The view from inside my Scranton office. |
Today I've spent five straight hours sitting in a coffee shop off of the Scranton town square, plugging away at this and that on my laptop. In that time, I've had various meetings with people, both planned and unplanned, in person and over the internet. I've occasionally engaged in some of my usual time-wasting computer activities - a little Facebook, a bit of tearing through Google Reader items - but by-and-large I have been at work. My work, not anybody else's, and that's delightful. I think my rear end is going to give up and walk out soon, with or without me, but there'll be plenty of time for movement and making up for that tonight when I return to the reason I'm here in the first place: to once again teach commedia dell'arte to and stage a scenario with the good theatre students of Marywood University.
I've been here since Monday, and in that time have been preoccupied with adjusting my body clock to our teaching schedule. The students have classes until the evening, so our "extra-curricular" mandatory activity takes place between the hours of 8:30 and 11:00 at night. Poor Heather has to be up early in the morning as well, to work her day job and attend her newly acquired graduate studies, but I have the luxury of simply sleeping until 10:00 am. And frankly, if I did not, this bird would not fly. I am not a night person. Even with my adjusted sleep schedule it's a trial. I make bad decisions past about 9:00 pm, and under normal circumstances they're confined to junk food and succumbing to my onychophagia, but this week these poor decisions extend to dramaturgy and personal safety. Fortunately for me, la commedia dell'arte tends to thrive on regrettable choices.
There's something really lovely about the people I work with here in Northeastern Pennsylvania (or "NEPA," a nice analogue to my accustomed "NoVa").
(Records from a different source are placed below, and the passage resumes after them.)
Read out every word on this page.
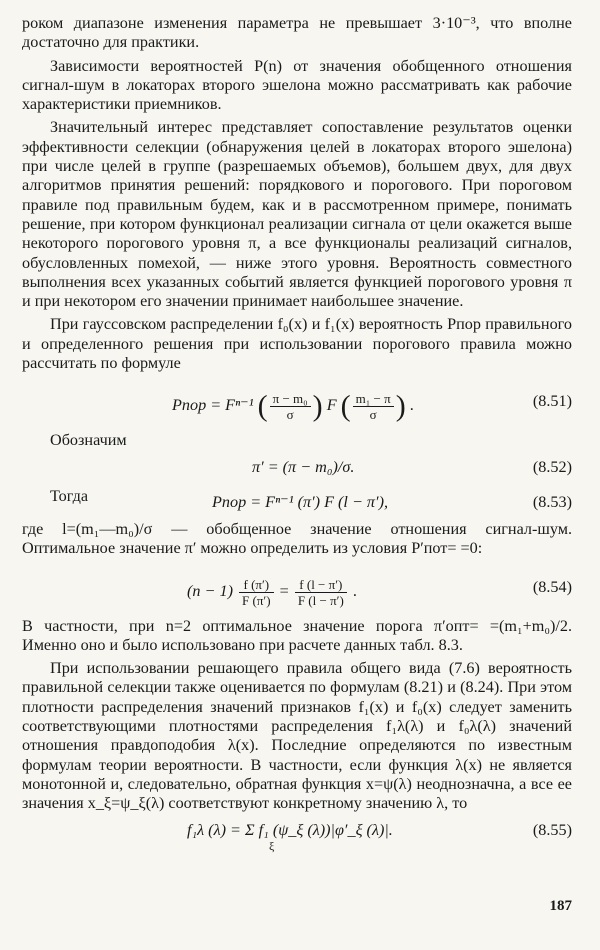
роком диапазоне изменения параметра не превышает 3·10⁻³, что вполне достаточно для практики.

Зависимости вероятностей P(n) от значения обобщенного отношения сигнал-шум в локаторах второго эшелона можно рассматривать как рабочие характеристики приемников.

Значительный интерес представляет сопоставление результатов оценки эффективности селекции (обнаружения целей в локаторах второго эшелона) при числе целей в группе (разрешаемых объемов), большем двух, для двух алгоритмов принятия решений: порядкового и порогового. При пороговом правиле под правильным будем, как и в рассмотренном примере, понимать решение, при котором функционал реализации сигнала от цели окажется выше некоторого порогового уровня π, а все функционалы реализаций сигналов, обусловленных помехой, — ниже этого уровня. Вероятность совместного выполнения всех указанных событий является функцией порогового уровня π и при некотором его значении принимает наибольшее значение.

При гауссовском распределении f₀(x) и f₁(x) вероятность Pпор правильного и определенного решения при использовании порогового правила можно рассчитать по формуле

Pпор = Fⁿ⁻¹ ( $\frac{\text{π − m₀}}{\sigma}$ ) F ( $\frac{\text{m₁ − π}}{\sigma}$ ) .	(8.51)

Обозначим

π′ = (π − m₀)/σ.	(8.52)

Тогда	Pпор = Fⁿ⁻¹ (π′) F (l − π′),	(8.53)

где l=(m₁—m₀)/σ — обобщенное значение отношения сигнал-шум. Оптимальное значение π′ можно определить из условия P′пот= =0:

$(n - 1) \frac{f (\pi')}{F (\pi')} = \frac{f (l - \pi')}{F (l - \pi')}$ .	(8.54)

В частности, при n=2 оптимальное значение порога π′опт= =(m₁+m₀)/2. Именно оно и было использовано при расчете данных табл. 8.3.

При использовании решающего правила общего вида (7.6) вероятность правильной селекции также оценивается по формулам (8.21) и (8.24). При этом плотности распределения значений признаков f₁(x) и f₀(x) следует заменить соответствующими плотностями распределения f₁λ(λ) и f₀λ(λ) значений отношения правдоподобия λ(x). Последние определяются по известным формулам теории вероятности. В частности, если функция λ(x) не является монотонной и, следовательно, обратная функция x=ψ(λ) неоднозначна, а все ее значения x_ξ=ψ_ξ(λ) соответствуют конкретному значению λ, то

f₁λ (λ) = Σ f₁ (ψ_ξ (λ))|φ′_ξ (λ)|.
ξ
(8.55)
187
It's as though everyone understands that what we're doing is what we're doing, and not that thing we're doing now that will hopefully result in something later that will contribute to that big break or that huge pay-off down the road. Plus there are no subways. But I digress. All I'm trying to say is that focusing on work is a lovely, lovely thing that I very badly needed, in spite of all the work I've gotten to do in NYC lately. I'm exercised and inspired and healthy, and generally happy in a way that can be easy to forget as I stride my way down the Avenue of the Americas to this, that or the other.